The humble cottage of Thackery Binx. |
October 18, 2016 — I think that my favorite moment in Salem during our 31 days chronicled in A Season with the Witch was perhaps the most un-Salem moment that I experienced. It wasn’t downtown. It wasn’t over-the-top or crowded with revelers. It was a quiet event in the woods called The Dark of the Night.
I tell the whole story in the Salem book, but I’ll tell you enough here to excuse posting a bunch of photos.

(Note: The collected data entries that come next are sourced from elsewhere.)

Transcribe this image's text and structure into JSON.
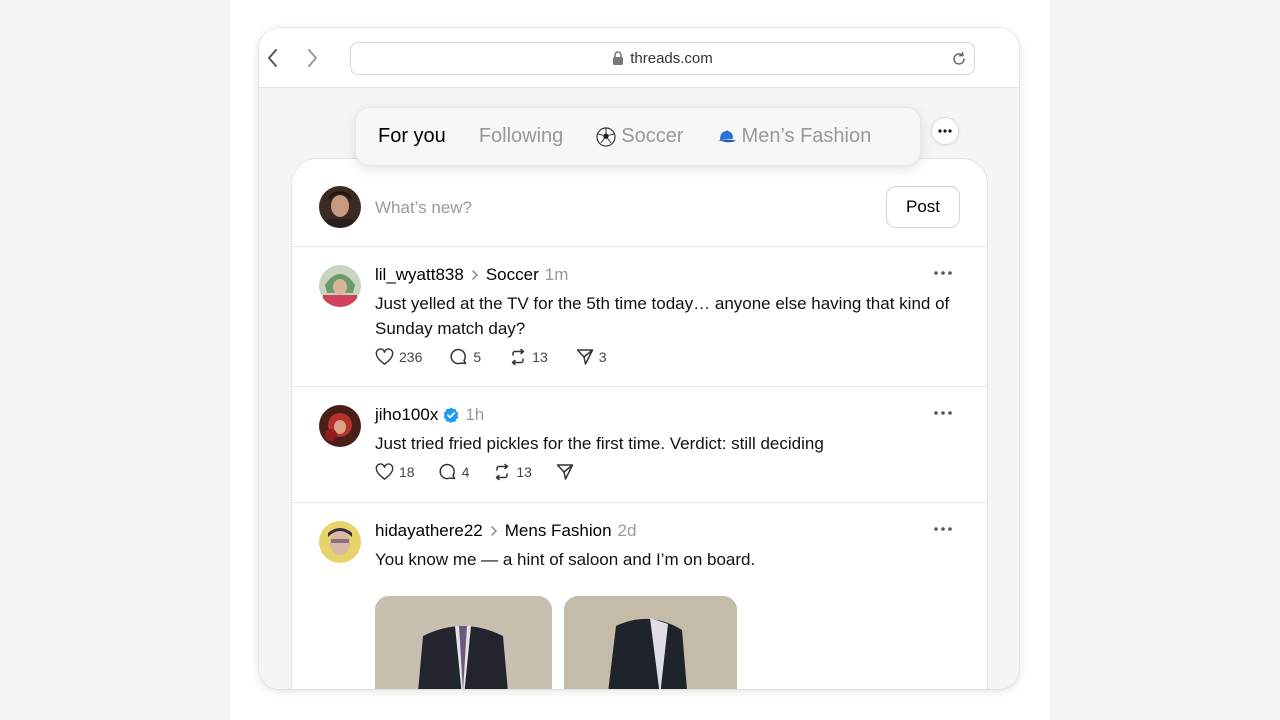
{
  "browser": {
    "url": "threads.com"
  },
  "tabs": [
    {
      "label": "For you",
      "emoji": ""
    },
    {
      "label": "Following",
      "emoji": ""
    },
    {
      "label": "Soccer",
      "emoji": "soccer-ball"
    },
    {
      "label": "Men’s Fashion",
      "emoji": "cap"
    }
  ],
  "composer": {
    "placeholder": "What’s new?",
    "post_label": "Post"
  },
  "posts": [
    {
      "username": "lil_wyatt838",
      "topic": "Soccer",
      "time": "1m",
      "text": "Just yelled at the TV for the 5th time today… anyone else having that kind of Sunday match day?",
      "likes": "236",
      "replies": "5",
      "reposts": "13",
      "shares": "3"
    },
    {
      "username": "jiho100x",
      "verified": true,
      "time": "1h",
      "text": "Just tried fried pickles for the first time. Verdict: still deciding",
      "likes": "18",
      "replies": "4",
      "reposts": "13",
      "shares": ""
    },
    {
      "username": "hidayathere22",
      "topic": "Mens Fashion",
      "time": "2d",
      "text": "You know me — a hint of saloon and I’m on board."
    }
  ],
  "colors": {
    "accent_verified": "#1d9bf0",
    "muted_text": "#9a9a9a"
  }
}
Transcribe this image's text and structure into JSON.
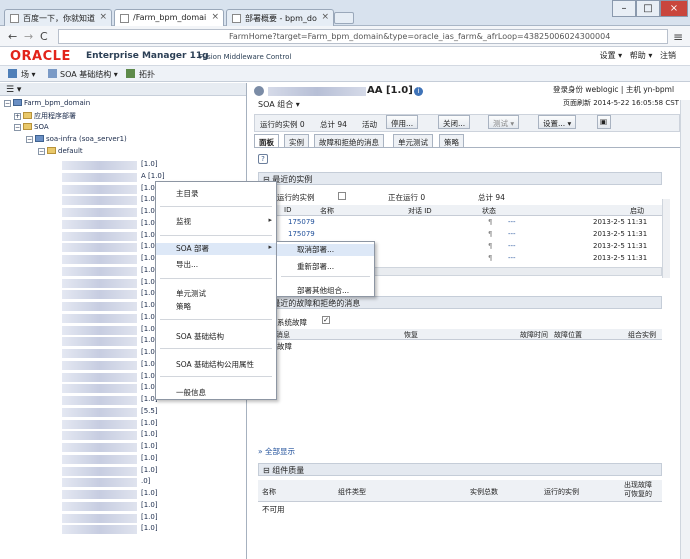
{
  "browser": {
    "tabs": [
      {
        "title": "百度一下，你就知道"
      },
      {
        "title": "/Farm_bpm_domai"
      },
      {
        "title": "部署概要 - bpm_do"
      }
    ],
    "url": "FarmHome?target=Farm_bpm_domain&type=oracle_ias_farm&_afrLoop=43825006024300004"
  },
  "brand": {
    "oracle": "ORACLE",
    "product": "Enterprise Manager 11g",
    "sub": "Fusion Middleware Control"
  },
  "top_links": {
    "settings": "设置 ▾",
    "help": "帮助 ▾",
    "logout": "注销"
  },
  "toolbar": {
    "farm": "场 ▾",
    "soa": "SOA 基础结构 ▾",
    "topology": "拓扑"
  },
  "tree": {
    "domain": "Farm_bpm_domain",
    "apps": "应用程序部署",
    "soa": "SOA",
    "infra": "soa-infra (soa_server1)",
    "default": "default",
    "versions": [
      "[1.0]",
      "A [1.0]",
      "[1.0]",
      "[1.0]",
      "[1.0]",
      "[1.0]",
      "[1.0]",
      "[1.0]",
      "[1.0]",
      "[1.0]",
      "[1.0]",
      "[1.0]",
      "[1.0]",
      "[1.0]",
      "[1.0]",
      "[1.0]",
      "[1.0]",
      "[1.0]",
      "[1.0]",
      "[1.0]",
      "[1.0]",
      "[5.5]",
      "[1.0]",
      "[1.0]",
      "[1.0]",
      "[1.0]",
      "[1.0]",
      ".0]",
      "[1.0]",
      "[1.0]",
      "[1.0]",
      "[1.0]"
    ]
  },
  "context_menu": {
    "items": [
      "主目录",
      "监视",
      "SOA 部署",
      "导出...",
      "单元测试",
      "策略",
      "SOA 基础结构",
      "SOA 基础结构公用属性",
      "一般信息"
    ],
    "submenu": [
      "取消部署...",
      "重新部署...",
      "部署其他组合..."
    ]
  },
  "composite": {
    "title": "AA [1.0]",
    "menu": "SOA 组合 ▾",
    "login": "登录身份 weblogic | 主机 yn-bpml",
    "refresh": "页面刷新 2014-5-22 16:05:58 CST",
    "running_label": "运行的实例",
    "running": "0",
    "total_label": "总计",
    "total": "94",
    "active": "活动",
    "buttons": [
      "停用...",
      "关闭...",
      "测试 ▾",
      "设置... ▾"
    ],
    "tabs": [
      "面板",
      "实例",
      "故障和拒绝的消息",
      "单元测试",
      "策略"
    ]
  },
  "recent": {
    "title": "最近的实例",
    "show_running": "显示运行的实例",
    "now_running_label": "正在运行",
    "now_running": "0",
    "total_label": "总计",
    "total": "94",
    "columns": [
      "ID",
      "名称",
      "对话 ID",
      "状态",
      "",
      "启动"
    ],
    "rows": [
      {
        "id": "175079",
        "status": "---",
        "start": "2013-2-5 11:31"
      },
      {
        "id": "175079",
        "status": "---",
        "start": "2013-2-5 11:31"
      },
      {
        "id": "",
        "status": "---",
        "start": "2013-2-5 11:31"
      },
      {
        "id": "",
        "status": "---",
        "start": "2013-2-5 11:31"
      }
    ]
  },
  "faults": {
    "title": "最近的故障和拒绝的消息",
    "show_system": "显示系统故障",
    "columns": [
      "错误消息",
      "恢复",
      "故障时间",
      "故障位置",
      "组合实例"
    ],
    "empty": "没有故障",
    "show_all": "全部显示"
  },
  "quality": {
    "title": "组件质量",
    "columns": [
      "名称",
      "组件类型",
      "实例总数",
      "运行的实例",
      "出现故障\n可恢复的"
    ],
    "empty": "不可用"
  },
  "colors": {
    "oracle_red": "#e2231a",
    "accent": "#1f4f9a"
  }
}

It took place at Salem Pioneer Village 1630, a colonial village recreation a couple of miles from the center of town at Forest River Park. It’s a secluded-feeling walled village of about half a dozen buildings on the edge of the harbor. The city erected it in 1930 on the occasion of the tercentennial of the founding of Massachusetts. The place has seen some hard times in recent years, and the forces of abandonment and ruin have both had their way with it (it’s getting better, though).
After dark, we were let in through a gate in the wall and led through the darkness to a fire with the rest of our group. The night was cold, end-of-Autumn New England cold, and the pitch black was punctuated by squares and rectangles of orange here or there…the Halloween-lighted windows and doors in the rustic wooden buildings surrounding us. When it was our turn, we were led inside one of them, where we were told a ghost story by a volunteer in colonial garb. Then we went to the next house and heard another ghost story told by a volunteer in colonial garb. Then we did it again at a third house. It was a fantastic experience. Probably like trick-or-treating really should be.